Вечер за вечером я ломала глаза, изучая карту при слабеньком свете прикроватной лампочки; деревень с названиями на "Н" было пруд пруди, понадобится много месяцев, чтобы все их объездить. Я уныло взглянула на свою лампу. Перед той первой ночью, которую Никола провел у меня, я ввинтила в цоколь более слабую, более "романтичную" лампочку. Лучше бы я оставила прежнюю - мощную, матовую, безжалостно выявлявшую все недостатки; может, тогда мы не занялись бы любовью, а мне теперь легче было бы читать эту распроклятую карту с мелкими буковками, скачущими перед глазами. Я посмотрела на свой живот, и мне стало стыдно, как всегда, когда меня одолевали дурные мысли: прости, маленький, я счастлива, что ты существуешь!

Внезапно громко заверещал дверной звонок.

Никола? А кстати, его имя тоже начинается с буквы Н.

- Камилла, открывай, мы пришли! У нас полно всяких вкусностей… И выпивки!

Это явились мои подруги: очень похоже на них - свалиться как снег на голову. Я еще не сообщила им главную новость - боялась, что не хватит сил отстаивать свое решение. Но теперь, когда оно было окончательно принято и когда Никола сказал все, что о нем думал, я могла рассказать и им тоже. Очень хорошо, что они пришли. Вот как раз и поговорим; они, конечно, будут ругать меня за то, что я пустилась в эту авантюру одна, но не пощадят и Никола, а мне будет приятно слушать, как они его поносят.

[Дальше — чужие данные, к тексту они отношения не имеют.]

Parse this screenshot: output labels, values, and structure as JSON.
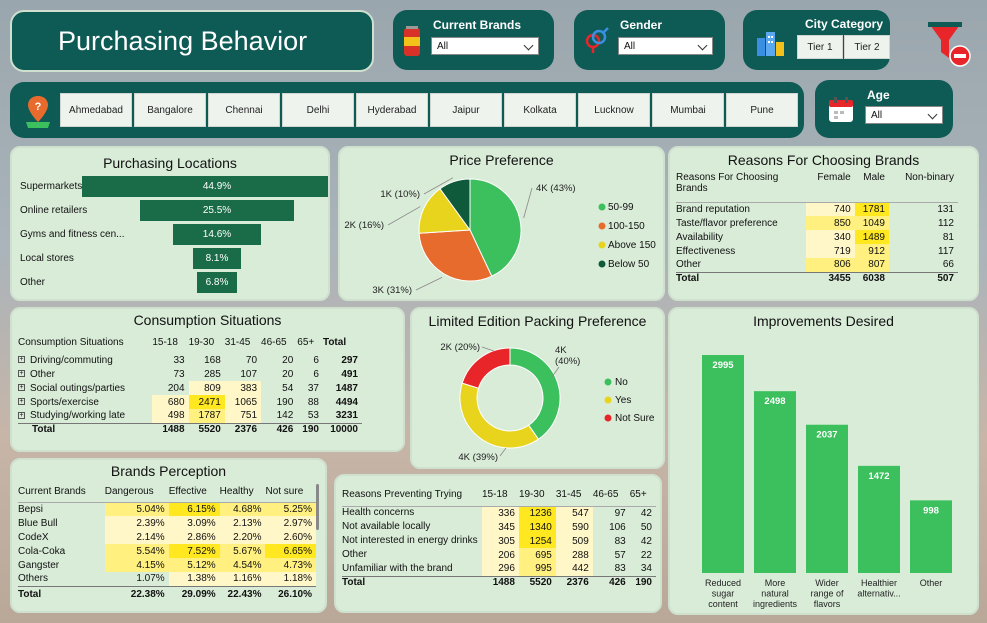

Подружки чуть с ума не сошли от радости: "Ну, наконец-то! Мы тебя не оставим! Мы тебе поможем! А имя ты уже выбрала?" В шесть рук они восторженно оглаживали мой живот. Подружки мои дорогие… вы самое лучшее, что есть у меня в жизни.

Из нас четверых двое шампанского не пили - я по понятной причине, а Шарлотте оно просто не нравилось. "Нет, единственное, что я люблю в Шампани, это деревянные церкви".

- Деревянные… что???

- Деревянные церкви. Построенные целиком из дерева. Они чудесные, от них веет теплом и уютом, прямо как от швейцарских шале. Такие есть только в Шампани, да и то не больше десятка.

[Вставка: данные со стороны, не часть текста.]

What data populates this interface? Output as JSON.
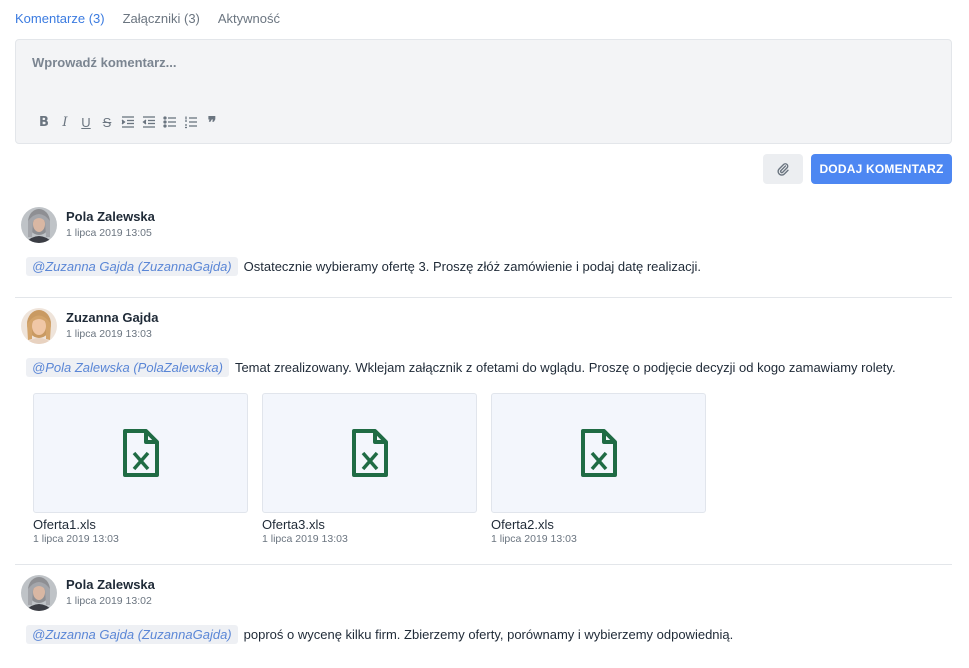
{
  "tabs": [
    {
      "label": "Komentarze (3)",
      "active": true
    },
    {
      "label": "Załączniki (3)",
      "active": false
    },
    {
      "label": "Aktywność",
      "active": false
    }
  ],
  "editor": {
    "placeholder": "Wprowadź komentarz...",
    "toolbar": [
      "bold-icon",
      "italic-icon",
      "underline-icon",
      "strikethrough-icon",
      "indent-icon",
      "outdent-icon",
      "bullet-list-icon",
      "numbered-list-icon",
      "quote-icon"
    ]
  },
  "actions": {
    "attach_icon": "paperclip-icon",
    "add_comment_label": "DODAJ KOMENTARZ"
  },
  "colors": {
    "accent": "#4d87f2",
    "tab_active": "#3b7be0",
    "mention": "#5a86d6",
    "excel_green": "#1f6b44"
  },
  "comments": [
    {
      "author": "Pola Zalewska",
      "date": "1 lipca 2019 13:05",
      "mention": "@Zuzanna Gajda (ZuzannaGajda)",
      "text": "Ostatecznie wybieramy ofertę 3. Proszę złóż zamówienie i podaj datę realizacji."
    },
    {
      "author": "Zuzanna Gajda",
      "date": "1 lipca 2019 13:03",
      "mention": "@Pola Zalewska (PolaZalewska)",
      "text": "Temat zrealizowany. Wklejam załącznik z ofetami do wglądu. Proszę o podjęcie decyzji od kogo zamawiamy rolety.",
      "attachments": [
        {
          "name": "Oferta1.xls",
          "date": "1 lipca 2019 13:03",
          "icon": "excel-file-icon"
        },
        {
          "name": "Oferta3.xls",
          "date": "1 lipca 2019 13:03",
          "icon": "excel-file-icon"
        },
        {
          "name": "Oferta2.xls",
          "date": "1 lipca 2019 13:03",
          "icon": "excel-file-icon"
        }
      ]
    },
    {
      "author": "Pola Zalewska",
      "date": "1 lipca 2019 13:02",
      "mention": "@Zuzanna Gajda (ZuzannaGajda)",
      "text": "poproś o wycenę kilku firm. Zbierzemy oferty, porównamy i wybierzemy odpowiednią."
    }
  ]
}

Ай да Шарлотта, вечно она выдаст какую-нибудь сногсшибательную информацию!

…Мне было хорошо, я с удовольствием вдыхал запах дерева, свойственный этой церкви.

Господи боже, ну конечно! Вот она, главная зацепка, которой мне не хватало!

Деревня Н. находится в Шампани. На юго-востоке от Парижа. И меньше чем в двух часах езды на машине.

Шарлотта так никогда и не узнала, что она для меня сделала. И пока мои девушки с упоением перемывали кости "этому гаду Никола", я смотрела на них с восторгом. Теперь Луи от меня не уйти.

На следующий день, с утра пораньше, я попросила нашу юную стажерку Мелани разыскать в Шампании деревни, где имелись деревянные церкви.

Вскоре она принесла мне список: ни одно название не начиналось на букву Н.

Был вторник, и тщетно я читала и перечитывала полученные письма: прошлое оставалось за семью печатями.